Though the company currently has not yet detailed further European expansion plans, Bosideng UK chief executive Wayne Zhu said, “A move into Europe has been a goal of Bosideng for some time, and we’re very excited to be launching in such a prominent location in London.” As Zhu told the FT’s Beyondbrics blog this week, the company also hopes to open a New York location, but “the right Manhattan location has yet to come available.” According to Zhu, Bosideng hopes that its overseas locations will contribute around five percent of group revenue.
Considering his brand is unheard-of to nearly all in London but overseas Chinese students or tourists, to call this ambitious is a true understatement.
Much of Bosideng’s potential in the London (or European, or American) market will come down to three core questions: One, how will it position itself, price- and segment-wise? Priced too high, Londoners and visiting Chinese tourists will opt for established domestic or European brands. Priced too low, they’ll opt for known entities like Zara, Marks & Spencer, or the Gap.
Two, will potential customers be turned off by the brand’s somewhat awkward-sounding name?
Three, what kind of online presence will the brand have? Compare the look and functionality of Bosideng’s official website or London site to those of high street retailers like Uniqlo and H&M or high-end brands like Louis Vuitton and Dunhill. Aside from being attractive, user-friendly, and highly integrated with social media, these sites embody the look and feel of each brand. Bosideng has yet to even officially launch in London, yet its online persona isn’t doing the brand any favors with any potential customer who logs on to look into it.

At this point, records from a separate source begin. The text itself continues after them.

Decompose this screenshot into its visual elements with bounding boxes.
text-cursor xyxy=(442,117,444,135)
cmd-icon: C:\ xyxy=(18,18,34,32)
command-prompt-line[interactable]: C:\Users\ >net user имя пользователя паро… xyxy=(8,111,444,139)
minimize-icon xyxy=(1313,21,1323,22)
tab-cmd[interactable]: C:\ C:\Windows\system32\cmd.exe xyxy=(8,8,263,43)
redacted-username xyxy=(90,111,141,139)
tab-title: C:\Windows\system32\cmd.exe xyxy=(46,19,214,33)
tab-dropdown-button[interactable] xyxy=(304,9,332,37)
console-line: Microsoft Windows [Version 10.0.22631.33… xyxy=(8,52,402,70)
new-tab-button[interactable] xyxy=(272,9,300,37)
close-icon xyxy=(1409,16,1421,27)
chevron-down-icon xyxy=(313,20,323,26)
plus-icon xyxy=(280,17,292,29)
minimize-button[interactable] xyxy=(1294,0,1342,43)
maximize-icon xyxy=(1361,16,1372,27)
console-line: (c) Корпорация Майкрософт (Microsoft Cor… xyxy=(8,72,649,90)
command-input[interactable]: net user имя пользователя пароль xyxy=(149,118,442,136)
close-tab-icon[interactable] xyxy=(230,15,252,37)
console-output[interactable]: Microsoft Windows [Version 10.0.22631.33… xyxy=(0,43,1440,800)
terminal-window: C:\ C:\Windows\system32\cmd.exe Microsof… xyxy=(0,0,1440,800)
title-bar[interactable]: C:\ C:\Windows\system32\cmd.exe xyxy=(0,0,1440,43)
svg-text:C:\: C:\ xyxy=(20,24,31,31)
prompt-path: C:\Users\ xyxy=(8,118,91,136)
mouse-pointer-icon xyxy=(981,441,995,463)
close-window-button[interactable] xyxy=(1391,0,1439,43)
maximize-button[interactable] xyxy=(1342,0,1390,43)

So does Bosideng really have a chance outside of China? Possibly. But not because of domestic British shoppers. At the moment, the brand is more likely to see its customer base be mostly made up of London-based Chinese nationals, overseas students and visiting tourist-shoppers. But, if the brand manages some clever marketing, refocuses its online presence, and follows the Uniqlo school of positioning an unknown Asian brand as a cool alternative to established Western names, it might have a fighting chance to pay its sky-high London rent and eventually stride into continental Europe. Otherwise, it might turn out to be a very expensive lesson in overseas retail for Bosideng (and a valuable case study for other ambitious Chinese brands).